Le lithium est-il plus dangereux avec l’âge ?
Oui. Avec l’âge, la fonction rénale diminue naturellement. Les personnes de plus de 65 ans ont un risque 2 à 3 fois plus élevé de toxicité au lithium lorsqu’elles prennent un NSAID. C’est pourquoi les recommandations sont encore plus strictes chez les seniors.
Puis-je utiliser des crèmes ou patchs à base de NSAID ?
Même les formes topiques (crèmes, patchs) peuvent être absorbées dans le sang, surtout si appliquées sur une grande surface ou sur une peau endommagée. Elles ne sont pas sans risque. Préférez toujours l’acétaminophène oral ou des méthodes non médicamenteuses (physiothérapie, chaleur, repos).
Quels sont les signes d’une toxicité au lithium ?
Les premiers signes incluent : tremblements fins des mains, nausées, diarrhée, soif excessive, urination réduite, fatigue intense, confusion, troubles de la parole ou de la coordination. En cas de doute, consultez immédiatement - une toxicité non traitée peut entraîner des convulsions, un coma ou la mort.
Le lithium peut-il endommager les reins même sans NSAID ?
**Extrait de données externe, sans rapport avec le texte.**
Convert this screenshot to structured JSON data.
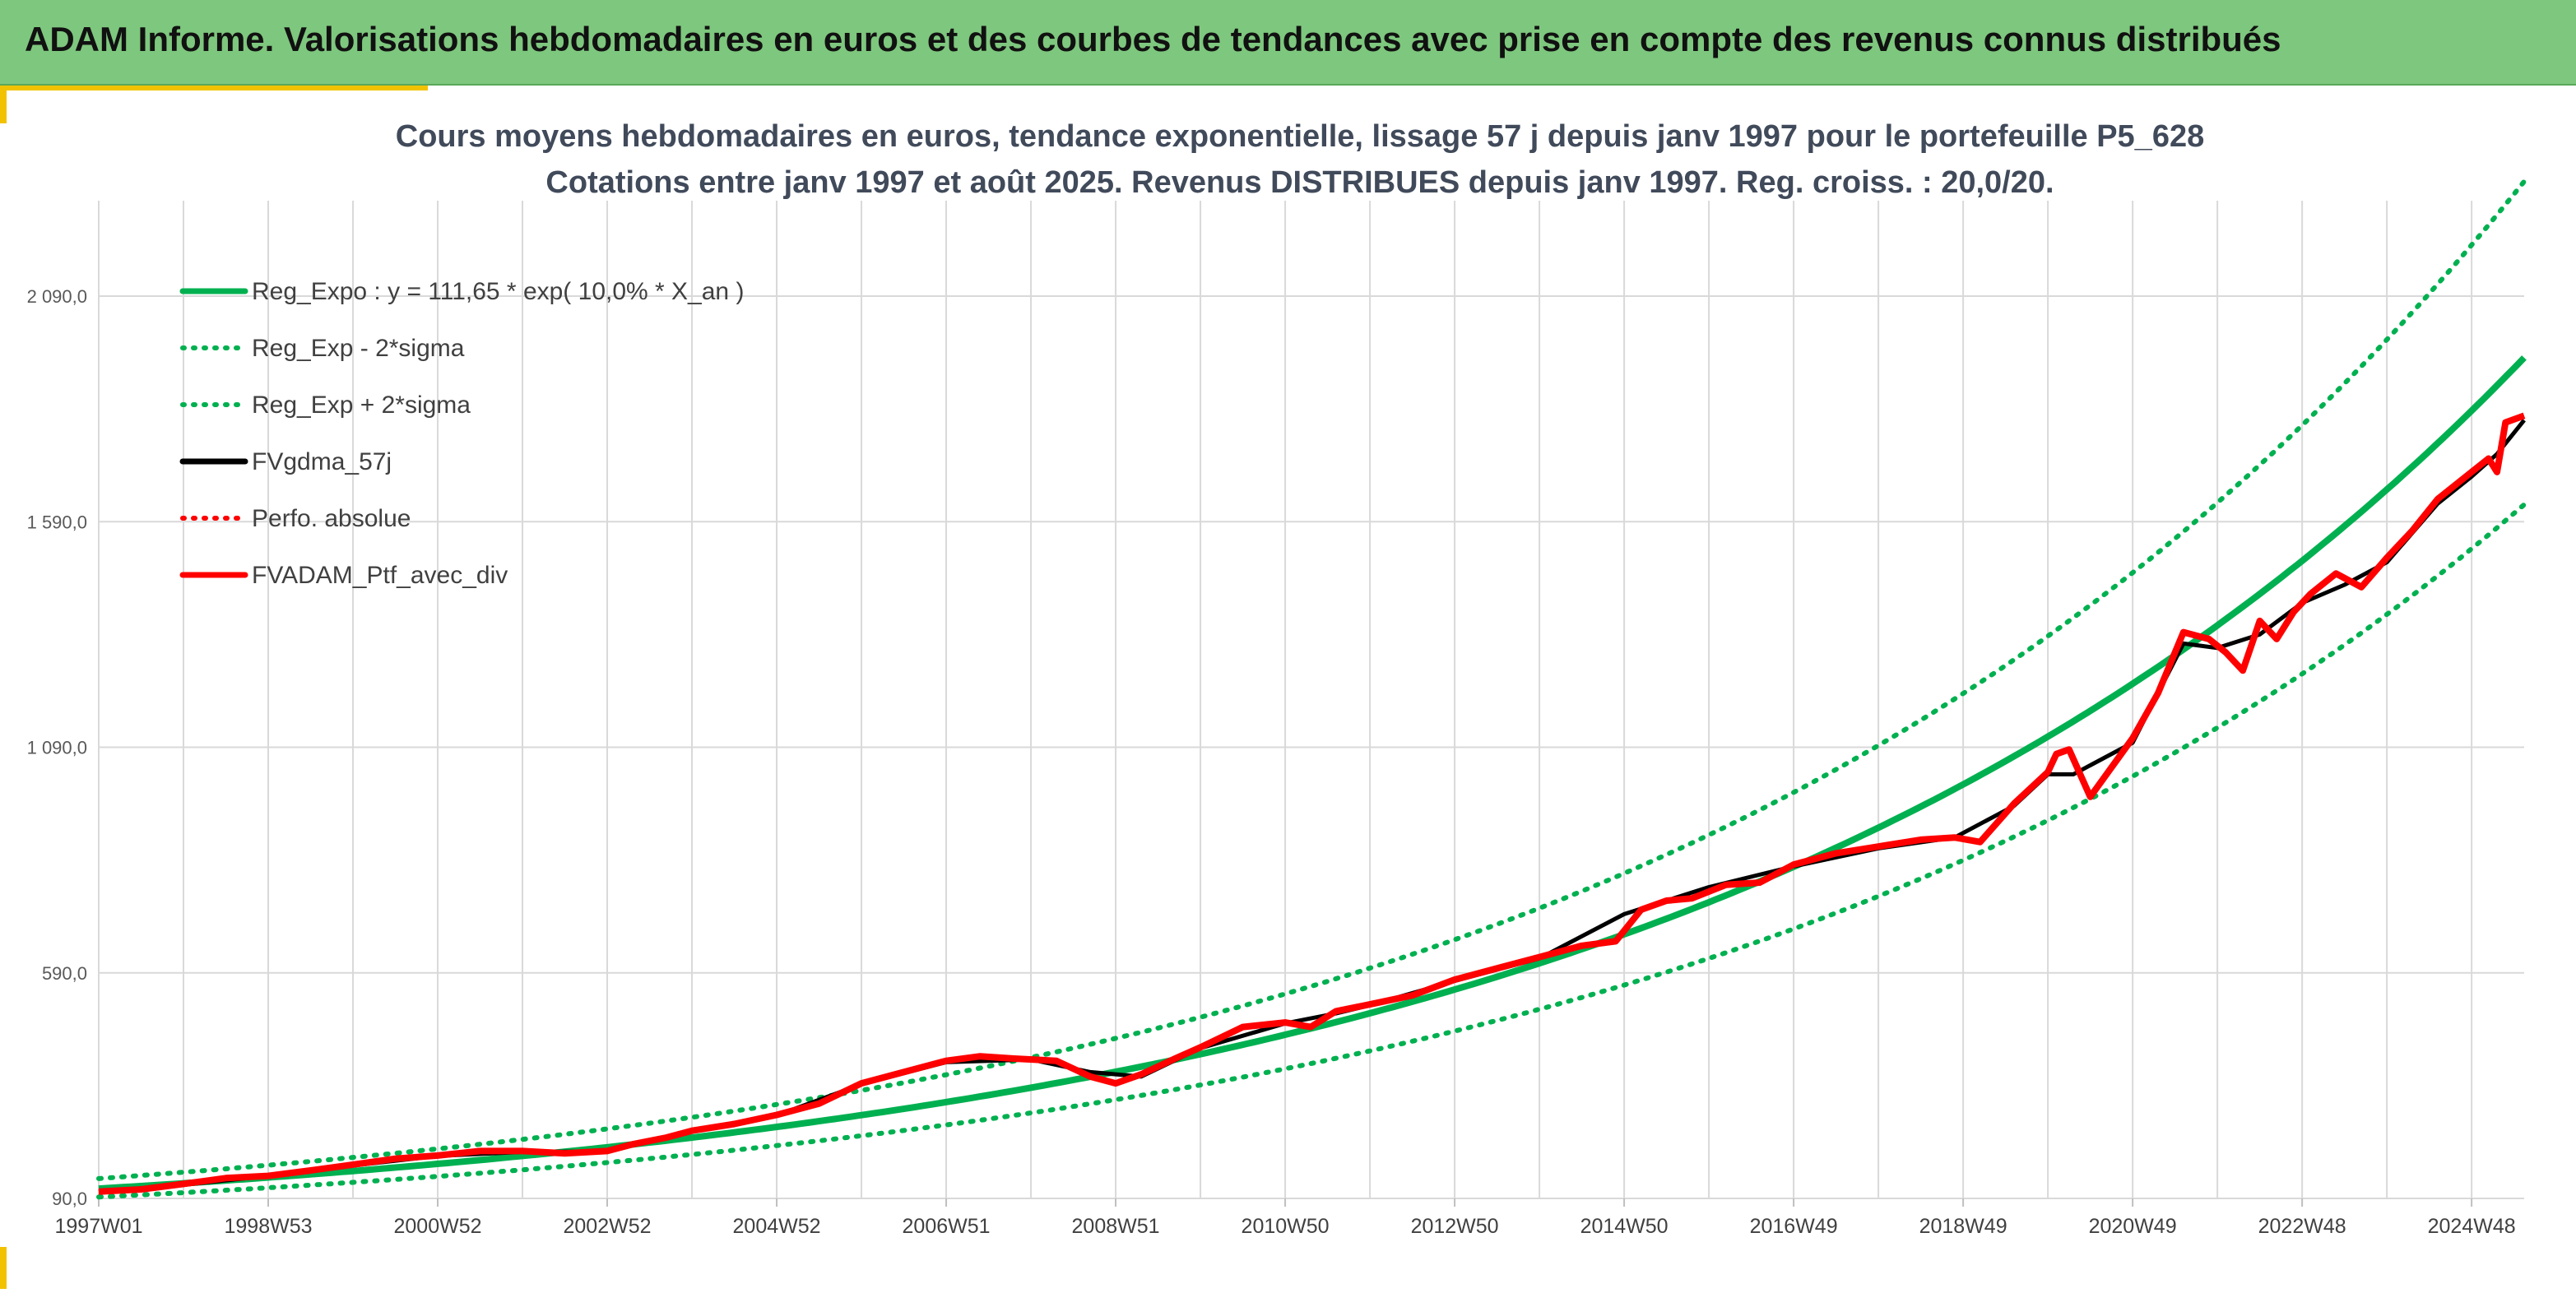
{
  "header": {
    "title": "ADAM Informe. Valorisations hebdomadaires en euros et des courbes de tendances avec prise en compte des revenus connus distribués"
  },
  "colors": {
    "header_bg": "#7ec77e",
    "regression": "#00b050",
    "smooth": "#000000",
    "portfolio": "#ff0000",
    "grid": "#d9d9d9"
  },
  "chart_data": {
    "type": "line",
    "title_line1": "Cours moyens hebdomadaires en euros, tendance exponentielle, lissage 57 j depuis janv 1997 pour le portefeuille P5_628",
    "title_line2": "Cotations entre janv 1997 et août 2025. Revenus DISTRIBUES depuis janv 1997. Reg. croiss. : 20,0/20.",
    "y_ticks": [
      {
        "value": 90,
        "label": "90,0"
      },
      {
        "value": 590,
        "label": "590,0"
      },
      {
        "value": 1090,
        "label": "1 090,0"
      },
      {
        "value": 1590,
        "label": "1 590,0"
      },
      {
        "value": 2090,
        "label": "2 090,0"
      }
    ],
    "ylim": [
      90,
      2400
    ],
    "x_start": 1997.0,
    "x_end": 2025.62,
    "x_ticks": [
      {
        "x": 1997.0,
        "label": "1997W01"
      },
      {
        "x": 1999.0,
        "label": "1998W53"
      },
      {
        "x": 2001.0,
        "label": "2000W52"
      },
      {
        "x": 2003.0,
        "label": "2002W52"
      },
      {
        "x": 2005.0,
        "label": "2004W52"
      },
      {
        "x": 2007.0,
        "label": "2006W51"
      },
      {
        "x": 2009.0,
        "label": "2008W51"
      },
      {
        "x": 2011.0,
        "label": "2010W50"
      },
      {
        "x": 2013.0,
        "label": "2012W50"
      },
      {
        "x": 2015.0,
        "label": "2014W50"
      },
      {
        "x": 2017.0,
        "label": "2016W49"
      },
      {
        "x": 2019.0,
        "label": "2018W49"
      },
      {
        "x": 2021.0,
        "label": "2020W49"
      },
      {
        "x": 2023.0,
        "label": "2022W48"
      },
      {
        "x": 2025.0,
        "label": "2024W48"
      }
    ],
    "regression": {
      "a": 111.65,
      "rate": 0.1,
      "band_factor": 1.2
    },
    "legend": [
      {
        "label": "Reg_Expo : y = 111,65 * exp( 10,0% *  X_an )",
        "style": "solid",
        "color": "#00b050"
      },
      {
        "label": "Reg_Exp - 2*sigma",
        "style": "dotted",
        "color": "#00b050"
      },
      {
        "label": "Reg_Exp + 2*sigma",
        "style": "dotted",
        "color": "#00b050"
      },
      {
        "label": "FVgdma_57j",
        "style": "solid",
        "color": "#000000"
      },
      {
        "label": "Perfo. absolue",
        "style": "dotted",
        "color": "#ff0000"
      },
      {
        "label": "FVADAM_Ptf_avec_div",
        "style": "solid",
        "color": "#ff0000"
      }
    ],
    "series": [
      {
        "name": "FVADAM_Ptf_avec_div",
        "x": [
          1997.0,
          1997.5,
          1998.0,
          1998.5,
          1999.0,
          1999.5,
          2000.0,
          2000.5,
          2001.0,
          2001.5,
          2002.0,
          2002.5,
          2003.0,
          2003.3,
          2003.7,
          2004.0,
          2004.5,
          2005.0,
          2005.5,
          2006.0,
          2006.5,
          2007.0,
          2007.4,
          2007.8,
          2008.3,
          2008.7,
          2009.0,
          2009.3,
          2009.7,
          2010.0,
          2010.5,
          2011.0,
          2011.3,
          2011.6,
          2012.0,
          2012.5,
          2013.0,
          2013.5,
          2014.0,
          2014.5,
          2014.9,
          2015.2,
          2015.5,
          2015.8,
          2016.2,
          2016.6,
          2017.0,
          2017.5,
          2018.0,
          2018.5,
          2018.9,
          2019.2,
          2019.6,
          2020.0,
          2020.1,
          2020.25,
          2020.5,
          2021.0,
          2021.3,
          2021.6,
          2021.9,
          2022.1,
          2022.3,
          2022.5,
          2022.7,
          2022.9,
          2023.1,
          2023.4,
          2023.7,
          2024.0,
          2024.3,
          2024.6,
          2025.0,
          2025.2,
          2025.3,
          2025.4,
          2025.62
        ],
        "values": [
          105,
          110,
          122,
          135,
          140,
          152,
          165,
          178,
          185,
          195,
          195,
          190,
          195,
          210,
          225,
          240,
          255,
          275,
          300,
          345,
          370,
          395,
          405,
          400,
          395,
          360,
          345,
          365,
          400,
          425,
          470,
          480,
          470,
          505,
          520,
          540,
          575,
          600,
          625,
          650,
          660,
          730,
          750,
          755,
          785,
          790,
          830,
          855,
          870,
          885,
          890,
          880,
          965,
          1035,
          1075,
          1085,
          980,
          1110,
          1210,
          1345,
          1330,
          1300,
          1260,
          1370,
          1330,
          1390,
          1430,
          1475,
          1445,
          1510,
          1570,
          1640,
          1700,
          1730,
          1700,
          1810,
          1825
        ]
      },
      {
        "name": "FVgdma_57j",
        "x": [
          1997.0,
          1998.0,
          1999.0,
          2000.0,
          2001.0,
          2002.0,
          2003.0,
          2004.0,
          2005.0,
          2006.0,
          2007.0,
          2008.0,
          2008.7,
          2009.3,
          2010.0,
          2011.0,
          2011.6,
          2012.0,
          2013.0,
          2014.0,
          2015.0,
          2016.0,
          2017.0,
          2018.0,
          2018.9,
          2019.6,
          2020.0,
          2020.3,
          2021.0,
          2021.6,
          2022.0,
          2022.5,
          2023.0,
          2023.5,
          2024.0,
          2024.6,
          2025.0,
          2025.3,
          2025.62
        ],
        "values": [
          105,
          120,
          140,
          163,
          184,
          193,
          194,
          238,
          274,
          343,
          392,
          398,
          370,
          360,
          423,
          478,
          500,
          518,
          572,
          622,
          720,
          780,
          826,
          866,
          890,
          960,
          1030,
          1030,
          1100,
          1320,
          1310,
          1340,
          1410,
          1450,
          1500,
          1630,
          1690,
          1740,
          1815
        ]
      }
    ]
  }
}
Oui. Le lithium peut provoquer une néphropathie chronique à long terme, même sans NSAID. C’est pourquoi une surveillance régulière de la fonction rénale (eGFR et créatinine) est obligatoire chez tous les patients sous lithium, au moins une fois par an.
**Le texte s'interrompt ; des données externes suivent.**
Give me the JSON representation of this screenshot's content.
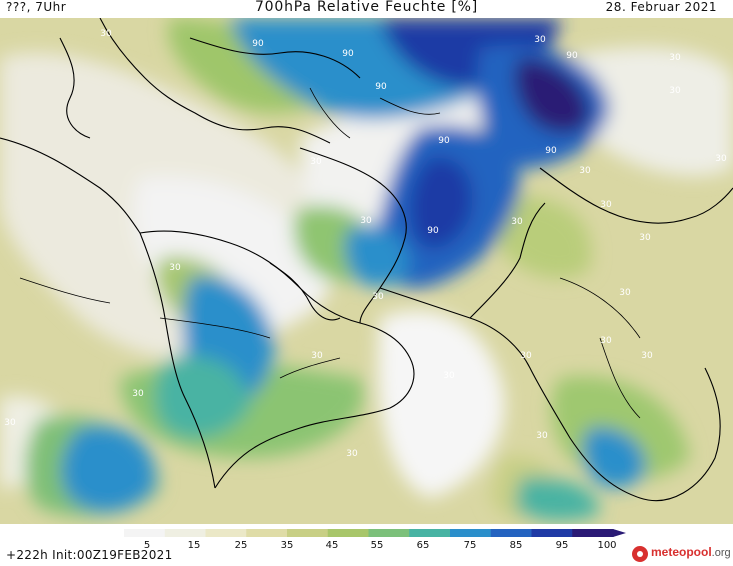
{
  "header": {
    "location": "???, 7Uhr",
    "title": "700hPa Relative Feuchte [%]",
    "date": "28. Februar 2021"
  },
  "footer": {
    "run_info": "+222h Init:00Z19FEB2021",
    "logo_brand": "meteopool",
    "logo_tld": ".org"
  },
  "colorbar": {
    "tick_labels": [
      "5",
      "15",
      "25",
      "35",
      "45",
      "55",
      "65",
      "75",
      "85",
      "95",
      "100"
    ],
    "colors": [
      "#f4f4f4",
      "#efefe2",
      "#ebe8c7",
      "#dfdca7",
      "#c8cf85",
      "#a8c66a",
      "#7cc07a",
      "#48b3a3",
      "#2b8fcb",
      "#2463c0",
      "#1f3aa5",
      "#2a1a75"
    ]
  },
  "contour_labels": [
    {
      "text": "90"
    },
    {
      "text": "90"
    },
    {
      "text": "90"
    },
    {
      "text": "90"
    },
    {
      "text": "90"
    },
    {
      "text": "90"
    },
    {
      "text": "90"
    },
    {
      "text": "30"
    },
    {
      "text": "30"
    },
    {
      "text": "30"
    },
    {
      "text": "30"
    },
    {
      "text": "30"
    },
    {
      "text": "30"
    },
    {
      "text": "30"
    },
    {
      "text": "30"
    },
    {
      "text": "30"
    },
    {
      "text": "30"
    },
    {
      "text": "30"
    },
    {
      "text": "30"
    },
    {
      "text": "30"
    },
    {
      "text": "30"
    },
    {
      "text": "30"
    },
    {
      "text": "30"
    },
    {
      "text": "30"
    },
    {
      "text": "30"
    },
    {
      "text": "30"
    },
    {
      "text": "30"
    },
    {
      "text": "30"
    },
    {
      "text": "30"
    },
    {
      "text": "30"
    }
  ]
}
Existe-t-il des alternatives au lithium pour éviter ce risque ?
Oui, des alternatives comme la lamotrigine, le valproate ou l’olanzapine existent. Mais aucune n’est aussi efficace que le lithium pour prévenir les suicides. Le choix doit être discuté avec un psychiatre spécialisé. Pour beaucoup, le bénéfice du lithium l’emporte sur les risques - à condition de bien gérer les interactions médicamenteuses.
Albertine Selvik
lithium + ibuprofène = mauvaise idée. point.
Isabelle Bujold
Je suis infirmière en psychiatrie depuis 18 ans, et je peux vous dire que ce qu'on voit dans les urgences quand un patient bipolaire prend un NSAID sans le savoir... c'est effrayant. Un gars de 42 ans, stable depuis 5 ans, prend un ibuprofène pour une tendinite, et 48h plus tard, il est en confusion mentale, tremblements, vomissements. Taux de lithium à 1,8 mmol/L. Normal c'est 0,6 à 1,0. Il a failli avoir des lésions cérébrales permanentes. Les gens pensent que c'est juste « un anti-inflammatoire », mais non. C'est une bombe à retardement pour les reins. Et ça ne dépend pas de la dose. Même un seul comprimé peut suffire si les reins sont déjà un peu fatigués. Et les vieux ? C'est une catastrophe. Leur filtration glomérulaire diminue naturellement, donc ils n'éliminent pas le lithium comme avant. On a eu un cas chez une dame de 78 ans qui prenait du naproxène pour ses douleurs articulaires. Elle est passée d'une clairance rénale de 60 à 30 en 10 jours. Elle est maintenant en dialyse. Et elle ne comprenait même pas pourquoi. Personne ne lui avait dit. Les médecins, parfois, oublient de parler de ces interactions. On parle du lithium, de la pression artérielle, de la thyroïde, mais on oublie le simple ibuprofène du dimanche. C'est tragique. Il faut que les pharmaciens en parlent plus. Que les fiches de médicaments soient plus visibles. Et surtout, que les patients soient éduqués. Pas juste « évitez les NSAID », mais « voici pourquoi ça peut vous tuer lentement ». Et oui, même le celecoxib, qu'on croit plus sûr, reste dangereux. Il n'y a pas de NSAID « doux » pour quelqu'un sous lithium. Juste des niveaux de danger différents. Et la pire partie ? C'est que les symptômes apparaissent tard. Parce que les reins se dégradent silencieusement. Vous ne sentez rien. Jusqu'au jour où vous ne pouvez plus uriner. Alors, si vous êtes sous lithium : demandez à votre médecin une alternative. Le paracétamol, oui. Les analgésiques locaux, oui. Les massages, la physio, le froid, le repos. Mais pas d'anti-inflammatoires. Jamais. Sans consultation. Jamais.